В стороне от города, на холме вздымался самый большой храм в Северных Землях. Он был выстроен подобно другим таким же капищам: кровли громоздились одна на другую, точно хотели улететь в небо. И все эти фронтоны и коньки, украшенные драконьими головами, которые смотрели на окружавшую храм рощу, были не высмолены и не выкрашены, а вызолочены чистым золотом. Внутри храма стояли огромные, богато убранные деревянные идолы двенадцати высших богов: Один с копьем; Тор с молотом; Фрейр с огромным фаллосом, скачущий верхом на вепре; Бальдр, которого Хель забрала к себе, чтобы сделать правителем в царстве мертвых; Тюр, правую руку которого отгрыз волк Фенрис; морской бог Эгир, чья жена Ран ловит своими сетями корабли; Хеймдаль, держащий рог Гьяллар, в который ему предстоит протрубить перед концом мира; и другие, о которых меньше говорится в преданьях. Храм был так велик, что по праздникам вмещал в себя людей чуть ли не со всей округи. Тогда старейшины приносили в жертву богам коней, собирали их кровь в сосуды и кропили с помощью ивовых ветвей народ этой кровью; в огромных котлах варили мясо жертвенных животных, оделяя им всех участников жертвоприношения. Потом женщины убирали храм, чистили его, мыли идолов водой из священного источника.
Но в роще, окружавшей храм, все время висели воронью на потребу пронзенные тела людей и животных. В этой-то роще и имел обыкновение уединяться конунг Адильс для своих жертвоприношений и волхований.
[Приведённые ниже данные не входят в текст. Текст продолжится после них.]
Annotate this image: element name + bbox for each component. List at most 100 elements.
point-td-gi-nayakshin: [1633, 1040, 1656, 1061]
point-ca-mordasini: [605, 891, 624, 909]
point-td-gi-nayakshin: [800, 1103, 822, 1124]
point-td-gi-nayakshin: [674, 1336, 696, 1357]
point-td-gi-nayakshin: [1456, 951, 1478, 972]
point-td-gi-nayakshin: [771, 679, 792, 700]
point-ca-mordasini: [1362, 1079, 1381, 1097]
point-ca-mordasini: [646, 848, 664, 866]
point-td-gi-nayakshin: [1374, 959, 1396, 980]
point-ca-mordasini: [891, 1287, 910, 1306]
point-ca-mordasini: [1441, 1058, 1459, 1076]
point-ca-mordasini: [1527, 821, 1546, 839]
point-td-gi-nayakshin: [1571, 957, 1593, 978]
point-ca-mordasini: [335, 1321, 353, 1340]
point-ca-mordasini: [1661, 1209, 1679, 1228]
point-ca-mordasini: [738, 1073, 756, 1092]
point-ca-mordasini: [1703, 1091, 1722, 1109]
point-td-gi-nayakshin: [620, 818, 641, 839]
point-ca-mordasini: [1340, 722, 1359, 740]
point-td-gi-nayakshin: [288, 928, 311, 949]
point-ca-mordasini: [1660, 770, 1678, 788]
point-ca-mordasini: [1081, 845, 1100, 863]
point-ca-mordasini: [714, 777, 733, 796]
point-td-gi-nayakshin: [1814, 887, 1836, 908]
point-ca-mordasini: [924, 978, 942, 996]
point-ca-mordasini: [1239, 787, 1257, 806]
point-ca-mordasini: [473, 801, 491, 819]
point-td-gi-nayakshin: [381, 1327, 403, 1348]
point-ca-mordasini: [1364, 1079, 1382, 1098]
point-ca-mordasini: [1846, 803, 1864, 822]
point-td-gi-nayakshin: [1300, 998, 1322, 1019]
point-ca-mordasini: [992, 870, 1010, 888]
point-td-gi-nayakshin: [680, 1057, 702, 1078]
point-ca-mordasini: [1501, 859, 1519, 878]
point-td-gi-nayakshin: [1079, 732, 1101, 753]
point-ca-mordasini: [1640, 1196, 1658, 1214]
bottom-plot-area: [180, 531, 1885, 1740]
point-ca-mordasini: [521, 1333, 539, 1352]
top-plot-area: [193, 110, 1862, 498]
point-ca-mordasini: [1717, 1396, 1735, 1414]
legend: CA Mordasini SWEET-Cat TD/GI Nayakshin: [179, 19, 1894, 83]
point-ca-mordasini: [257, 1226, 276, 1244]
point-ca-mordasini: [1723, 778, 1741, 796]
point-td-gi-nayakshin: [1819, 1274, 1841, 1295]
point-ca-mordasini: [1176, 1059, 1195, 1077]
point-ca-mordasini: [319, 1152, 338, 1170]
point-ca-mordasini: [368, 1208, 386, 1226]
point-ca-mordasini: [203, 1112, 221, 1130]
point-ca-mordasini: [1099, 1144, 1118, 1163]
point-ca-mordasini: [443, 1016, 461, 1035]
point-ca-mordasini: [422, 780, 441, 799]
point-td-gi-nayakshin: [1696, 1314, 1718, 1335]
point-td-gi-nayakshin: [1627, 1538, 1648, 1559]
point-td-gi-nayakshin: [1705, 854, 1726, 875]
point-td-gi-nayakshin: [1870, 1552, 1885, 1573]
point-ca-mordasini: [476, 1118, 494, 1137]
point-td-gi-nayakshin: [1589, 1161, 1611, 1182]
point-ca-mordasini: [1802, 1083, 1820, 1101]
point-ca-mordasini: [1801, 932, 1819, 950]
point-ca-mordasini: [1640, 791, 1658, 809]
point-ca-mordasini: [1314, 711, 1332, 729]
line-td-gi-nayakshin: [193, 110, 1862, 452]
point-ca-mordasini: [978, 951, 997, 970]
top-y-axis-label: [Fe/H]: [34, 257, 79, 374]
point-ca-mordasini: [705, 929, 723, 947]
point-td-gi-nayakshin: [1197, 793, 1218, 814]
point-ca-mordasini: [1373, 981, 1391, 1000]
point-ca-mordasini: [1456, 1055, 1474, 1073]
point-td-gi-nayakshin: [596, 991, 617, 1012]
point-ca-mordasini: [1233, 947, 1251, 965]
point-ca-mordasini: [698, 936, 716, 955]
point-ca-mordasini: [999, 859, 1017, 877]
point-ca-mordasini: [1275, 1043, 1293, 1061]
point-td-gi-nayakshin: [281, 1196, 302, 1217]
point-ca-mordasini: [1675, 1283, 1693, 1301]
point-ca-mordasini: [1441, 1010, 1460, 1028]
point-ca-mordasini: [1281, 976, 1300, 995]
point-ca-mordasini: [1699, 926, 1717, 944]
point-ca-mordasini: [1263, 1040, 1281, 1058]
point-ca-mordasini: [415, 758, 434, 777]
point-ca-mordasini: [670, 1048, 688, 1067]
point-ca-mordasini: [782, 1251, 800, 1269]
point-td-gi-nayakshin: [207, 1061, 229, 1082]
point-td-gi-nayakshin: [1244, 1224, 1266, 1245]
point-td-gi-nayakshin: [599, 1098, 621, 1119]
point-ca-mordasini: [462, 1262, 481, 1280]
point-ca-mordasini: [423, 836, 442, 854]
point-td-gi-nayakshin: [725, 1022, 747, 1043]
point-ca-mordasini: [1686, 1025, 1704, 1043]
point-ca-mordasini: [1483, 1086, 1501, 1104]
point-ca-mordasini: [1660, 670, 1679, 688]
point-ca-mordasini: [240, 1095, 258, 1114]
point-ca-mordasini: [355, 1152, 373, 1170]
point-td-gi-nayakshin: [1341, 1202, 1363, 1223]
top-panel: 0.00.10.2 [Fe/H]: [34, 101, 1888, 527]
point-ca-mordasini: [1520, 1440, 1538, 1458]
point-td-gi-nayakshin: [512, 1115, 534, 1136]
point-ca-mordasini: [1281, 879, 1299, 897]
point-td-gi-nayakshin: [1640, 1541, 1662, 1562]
— Здорово выглядит! — сказал Хельги, указав на храм, его знаменосец.
— Надеюсь, нам придется иметь дело с людьми чаще, чем с богами, — хмуро ответил Хельги.
Обширная усадьба Адильса, огороженная высоким частоколом, была выстроена в самой середине города. Отряд датчан загремел по плитам широкого двора, окруженного множеством нарядных построек. Хельги нахмурился, увидев королевские палаты.
— Невесело, должно быть, живется тут Ирсе, — только и пробормотал он.
Из полумрака навстречу высыпали слуги. Конюх принял коня под уздцы. Хельги спешился и шагнул к распахнутым дверям, зиявшим, точно вход в пещеру. Шагнул и тотчас замер, и уже больше не видел ничего, кроме фигуры в белом, выступившей ему навстречу.
— Здравствуй, конунг Хельги, — сказала женщина и добавила дрогнувшим голосом: — Здравствуй, родич.
— О, Ирса, — он схватил ее за руки. В синем сумраке едва угадывалось ее лицо, только глаза блестели небесной голубизной. Над головой Ирсы разгоралась вечерняя звезда.
Начальник стражи сказал:
— Государь ждет тебя.
— Что ж, пойдем, — промолвила Ирса и пошла вперед, показывая дорогу.
Хельги последовал за ней, расправив плечи.
Адильс сидел, кутаясь в меха, на своем высоком троне. Золото, точно вспыхивающие во мраке языки пламени, сияло у него на лбу и на груди, на пальцах и на запястьях. Быть может, мрак казался еще плотней от того, что по палате стлался серый и удушливый дым.
— Добро пожаловать, мой друг, конунг Хельги. — Конунг шведов пробормотал эти слова так тихо, что его голос был едва слышен сквозь треск дров. — Я рад, что ты посетил меня.
Хельги пришлось пожать пухлую ладонь Адильса. Адильс говорил и вел себя так, чтобы Скъёльдунг не почувствовал своего превосходства. Наконец Ирса перебила мужа:
— Позволь мне усадить нашего гостя, чтобы вы перед трапезой выпили в честь друг друга.
Ирса отвела гостя на скамью напротив хозяина палаты и в течение всего вечера подносила Хельги рога с пивом и медом. В эти минуты их пальцы соприкасались, и тогда он ловил ее взгляд, а его губы трогала смутная улыбка, странная на суровом лице знаменитого воина.